Quant au coût total des prestations assurées en interne :
22. Le coût des prestations assurées en interne s’élève ainsi aux sommes respectives de 103 436 euros en 2017, 421 700 euros en 2018, 2 194 691 euros en 2019, et 1 495 438 euros en 2020, soit la somme totale de 4 215 265 euros.
En ce qui concerne le manque à gagner :
23. Il résulte de tout ce qui précède que le manque à gagner total s’élève à la somme de 916 802 euros. La société SMA Vautubière est dès lors fondée à soutenir que c’est à tort que, par le jugement attaqué, le tribunal administratif de Marseille a limité la condamnation de la métropole Aix-Marseille Provence à la somme de 109 904,34 euros.

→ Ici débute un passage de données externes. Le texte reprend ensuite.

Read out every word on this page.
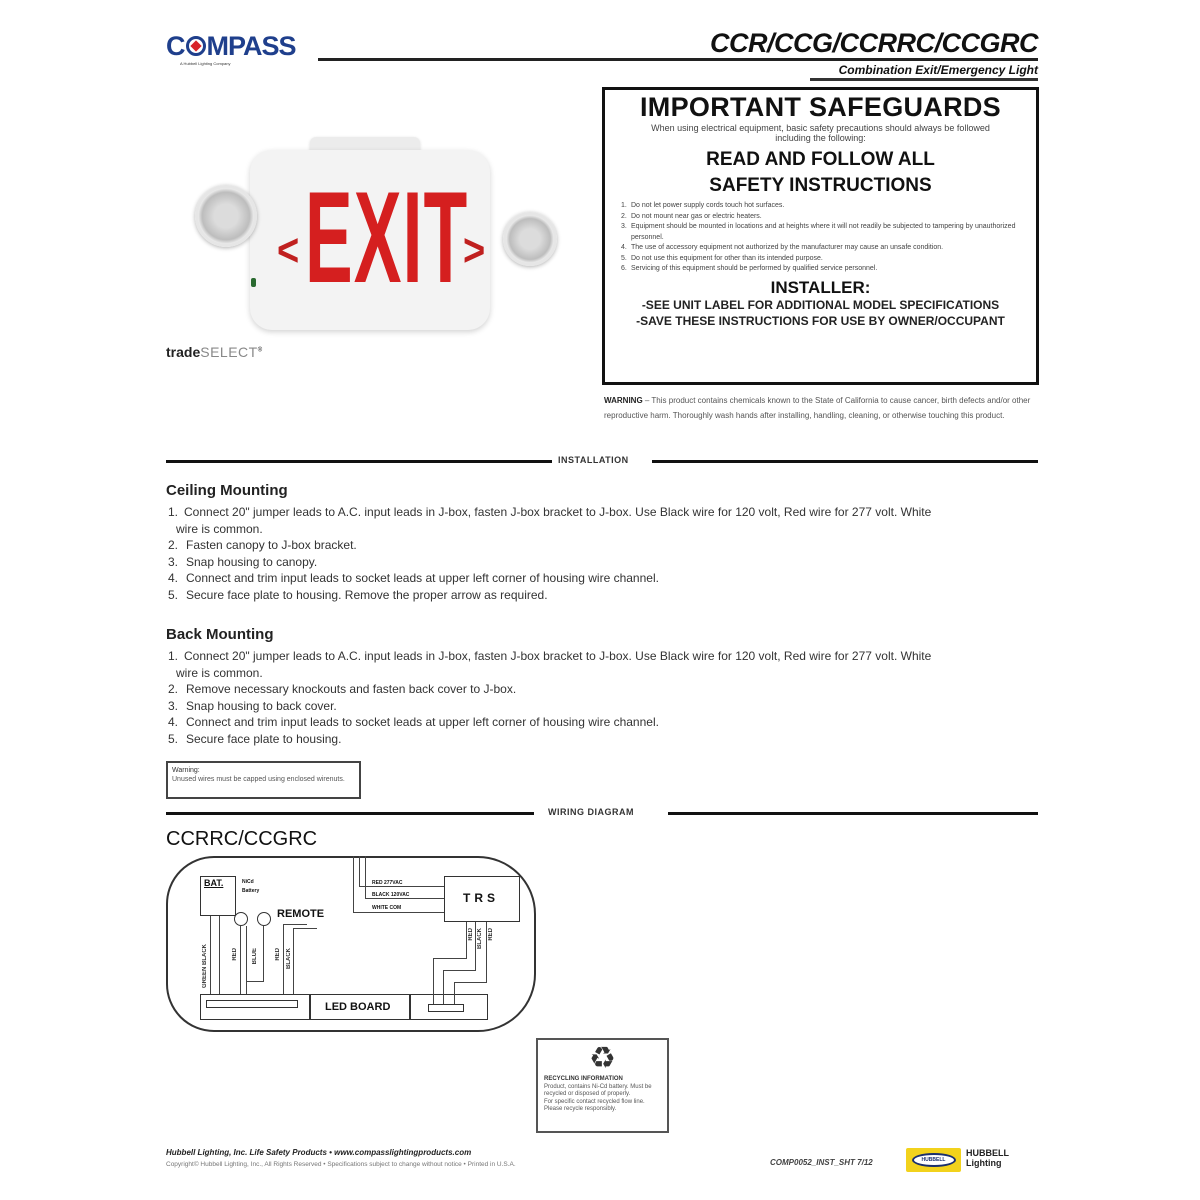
C MPASS
A Hubbell Lighting Company
CCR/CCG/CCRRC/CCGRC
Combination Exit/Emergency Light
< EXIT
>
tradeSELECT®
IMPORTANT SAFEGUARDS
When using electrical equipment, basic safety precautions should always be followed including the following:
READ AND FOLLOW ALL SAFETY INSTRUCTIONS
1. Do not let power supply cords touch hot surfaces.
2. Do not mount near gas or electric heaters.
3. Equipment should be mounted in locations and at heights where it will not readily be subjected to tampering by unauthorized personnel.
4. The use of accessory equipment not authorized by the manufacturer may cause an unsafe condition.
5. Do not use this equipment for other than its intended purpose.
6. Servicing of this equipment should be performed by qualified service personnel.
INSTALLER:
-SEE UNIT LABEL FOR ADDITIONAL MODEL SPECIFICATIONS
-SAVE THESE INSTRUCTIONS FOR USE BY OWNER/OCCUPANT
WARNING – This product contains chemicals known to the State of California to cause cancer, birth defects and/or other reproductive harm. Thoroughly wash hands after installing, handling, cleaning, or otherwise touching this product.
INSTALLATION
Ceiling Mounting
1. Connect 20" jumper leads to A.C. input leads in J-box, fasten J-box bracket to J-box. Use Black wire for 120 volt, Red wire for 277 volt. White
wire is common.
2. Fasten canopy to J-box bracket.
3. Snap housing to canopy.
4. Connect and trim input leads to socket leads at upper left corner of housing wire channel.
5. Secure face plate to housing. Remove the proper arrow as required.
Back Mounting
1. Connect 20" jumper leads to A.C. input leads in J-box, fasten J-box bracket to J-box. Use Black wire for 120 volt, Red wire for 277 volt. White
wire is common.
2. Remove necessary knockouts and fasten back cover to J-box.
3. Snap housing to back cover.
4. Connect and trim input leads to socket leads at upper left corner of housing wire channel.
5. Secure face plate to housing.
Warning:
Unused wires must be capped using enclosed wirenuts.
WIRING DIAGRAM
CCRRC/CCGRC
BAT.	NiCd Battery
REMOTE
GREEN BLACK	RED BLUE	RED BLACK
LED BOARD
TRS
RED 277VAC
BLACK 120VAC
WHITE COM
RED BLACK RED
♻
RECYCLING INFORMATION
Product, contains Ni-Cd battery. Must be recycled or disposed of properly.
For specific contact recycled flow line.
Please recycle responsibly.
Hubbell Lighting, Inc. Life Safety Products • www.compasslightingproducts.com
Copyright© Hubbell Lighting, Inc., All Rights Reserved • Specifications subject to change without notice • Printed in U.S.A.	COMP0052_INST_SHT 7/12	HUBBELL
HUBBELL
Lighting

Sur les frais liés au litige :
24. D’une part, comme le prévoit l’article R. 761-1 du code de justice administrative, il y a lieu de mettre à la charge de la métropole Aix-Marseille Provence, qui est la partie perdante dans la présente instance, les frais de l’expertise, liquidés et taxés à la somme de 29 412,61 euros par ordonnance de la présidente de la Cour du 14 avril 2022.

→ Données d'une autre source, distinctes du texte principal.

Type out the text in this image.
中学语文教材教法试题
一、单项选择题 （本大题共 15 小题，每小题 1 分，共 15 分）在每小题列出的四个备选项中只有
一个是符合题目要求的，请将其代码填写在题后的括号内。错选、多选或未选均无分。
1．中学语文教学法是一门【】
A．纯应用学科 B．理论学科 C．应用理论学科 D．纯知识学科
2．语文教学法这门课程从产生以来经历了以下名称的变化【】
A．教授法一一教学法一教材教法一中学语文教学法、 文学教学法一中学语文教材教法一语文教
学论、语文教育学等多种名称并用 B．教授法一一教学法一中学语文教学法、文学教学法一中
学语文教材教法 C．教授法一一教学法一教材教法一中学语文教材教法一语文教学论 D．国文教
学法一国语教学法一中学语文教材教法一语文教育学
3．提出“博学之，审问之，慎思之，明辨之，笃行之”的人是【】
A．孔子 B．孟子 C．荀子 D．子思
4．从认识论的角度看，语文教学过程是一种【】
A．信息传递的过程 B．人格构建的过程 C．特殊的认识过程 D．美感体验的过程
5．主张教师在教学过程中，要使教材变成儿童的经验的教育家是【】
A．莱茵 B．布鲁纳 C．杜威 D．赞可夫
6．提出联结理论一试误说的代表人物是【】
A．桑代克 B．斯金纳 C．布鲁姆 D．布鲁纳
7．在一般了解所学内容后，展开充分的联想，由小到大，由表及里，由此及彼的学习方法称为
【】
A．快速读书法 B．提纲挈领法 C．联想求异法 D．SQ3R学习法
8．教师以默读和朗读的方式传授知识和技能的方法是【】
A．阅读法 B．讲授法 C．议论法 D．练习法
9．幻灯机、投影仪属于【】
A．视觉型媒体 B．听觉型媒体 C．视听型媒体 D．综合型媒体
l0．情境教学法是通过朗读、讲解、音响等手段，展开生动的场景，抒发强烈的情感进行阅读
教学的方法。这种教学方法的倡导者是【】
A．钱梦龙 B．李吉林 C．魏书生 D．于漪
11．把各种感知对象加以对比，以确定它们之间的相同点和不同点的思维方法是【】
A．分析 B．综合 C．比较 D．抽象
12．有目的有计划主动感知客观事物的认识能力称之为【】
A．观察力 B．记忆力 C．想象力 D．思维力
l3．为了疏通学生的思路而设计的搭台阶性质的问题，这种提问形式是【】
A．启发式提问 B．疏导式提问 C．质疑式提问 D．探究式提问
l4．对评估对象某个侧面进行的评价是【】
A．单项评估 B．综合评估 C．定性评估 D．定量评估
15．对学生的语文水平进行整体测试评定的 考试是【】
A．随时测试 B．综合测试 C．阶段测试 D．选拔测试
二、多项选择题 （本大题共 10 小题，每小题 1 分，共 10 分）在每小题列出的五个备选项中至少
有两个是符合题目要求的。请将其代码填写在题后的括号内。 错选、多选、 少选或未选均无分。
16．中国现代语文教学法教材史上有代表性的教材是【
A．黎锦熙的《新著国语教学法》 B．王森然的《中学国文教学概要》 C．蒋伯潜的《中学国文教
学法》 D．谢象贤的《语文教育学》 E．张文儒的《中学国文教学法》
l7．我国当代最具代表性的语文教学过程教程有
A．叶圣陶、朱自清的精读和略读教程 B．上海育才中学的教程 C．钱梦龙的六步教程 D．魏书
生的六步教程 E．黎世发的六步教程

25. D’autre part, les dispositions de l’article L. 761-1 du code de justice administrative font obstacle à ce qu’une somme soit mise à ce titre à la charge de la société SMA Vautubière, qui n’est pas la partie tenue aux dépens. En revanche, il y a lieu, dans les circonstances de l’espèce, de mettre à la charge de la métropole Aix-Marseille-Provence une somme de 2 000 euros à verser à la société SMA Vautubière sur le fondement de l’article L. 761-1 du code de justice administrative.
D É C I D E :
Article 1er : La métropole Aix-Marseille Provence est condamnée à verser à la société SMA Vautubière la somme de 916 802 euros.
Article 2 : Le jugement n° 1708898 du tribunal administratif de Marseille du 11 juin 2019 est réformé en tant qu’il a limité la condamnation prononcée à l’encontre de la métropole Aix-Marseille Provence à la somme de 109 904,34 euros.

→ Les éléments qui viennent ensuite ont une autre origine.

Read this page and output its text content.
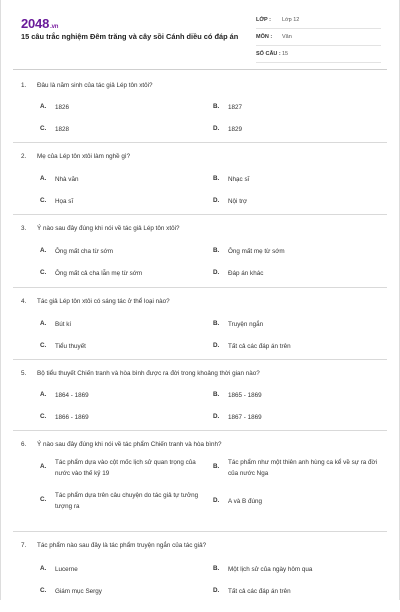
2048.vn
15 câu trắc nghiệm Đêm trăng và cây sồi Cánh diều có đáp án
LỚP :	Lớp 12
MÔN :	Văn
SỐ CÂU : 15
1. Đâu là năm sinh của tác giả Lép tôn xtôi?
A.	1826	B.	1827
C.	1828	D.	1829
2. Mẹ của Lép tôn xtôi làm nghề gì?
A.	Nhà văn	B.	Nhạc sĩ
C.	Họa sĩ	D.	Nội trợ
3. Ý nào sau đây đúng khi nói về tác giả Lép tôn xtôi?
A.	Ông mất cha từ sớm	B.	Ông mất mẹ từ sớm
C.	Ông mất cả cha lẫn mẹ từ sớm	D.	Đáp án khác
4. Tác giả Lép tôn xtôi có sáng tác ở thể loại nào?
A.	Bút kí	B.	Truyện ngắn
C.	Tiểu thuyết	D.	Tất cả các đáp án trên
5. Bộ tiểu thuyết Chiến tranh và hòa bình được ra đời trong khoảng thời gian nào?
A.	1864 - 1869	B.	1865 - 1869
C.	1866 - 1869	D.	1867 - 1869
6. Ý nào sau đây đúng khi nói về tác phẩm Chiến tranh và hòa bình?
A.
Tác phẩm dựa vào cột mốc lịch sử quan trọng của nước vào thế kỷ 19
B.
Tác phẩm như một thiên anh hùng ca kể về sự ra đời của nước Nga
C.
Tác phẩm dựa trên câu chuyện do tác giả tự tưởng tượng ra
D.	A và B đúng
7. Tác phẩm nào sau đây là tác phẩm truyện ngắn của tác giả?
A.	Lucerne	B.	Một lịch sử của ngày hôm qua
C.	Giám mục Sergy	D.	Tất cả các đáp án trên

Article 3 : Les frais de l’expertise, taxés et liquidés à la somme de 29 412,61 euros, sont mis à la charge définitive de la métropole Aix-Marseille Provence.
Article 4 : La métropole Aix-Marseille Provence versera une somme de 2 000 euros à la société SMA Vautubière au titre de l’article L. 761-1 du code de justice administrative.
Article 5 : Le surplus des conclusions des parties est rejeté.
Article 6 : Le présent arrêt sera notifié à la société SMA Vautubière et à la métropole Aix-Marseille Provence.
Copie en sera adressée à M. B A, expert.
Délibéré après l’audience du 20 juin 2025, à laquelle siégeaient :
— Mme Chenal-Peter, présidente de chambre,
— Mme Vincent, présidente assesseure,
— Mme Poullain, première conseillère,
Rendu public par mise à disposition au greffe le 4 juillet 2025.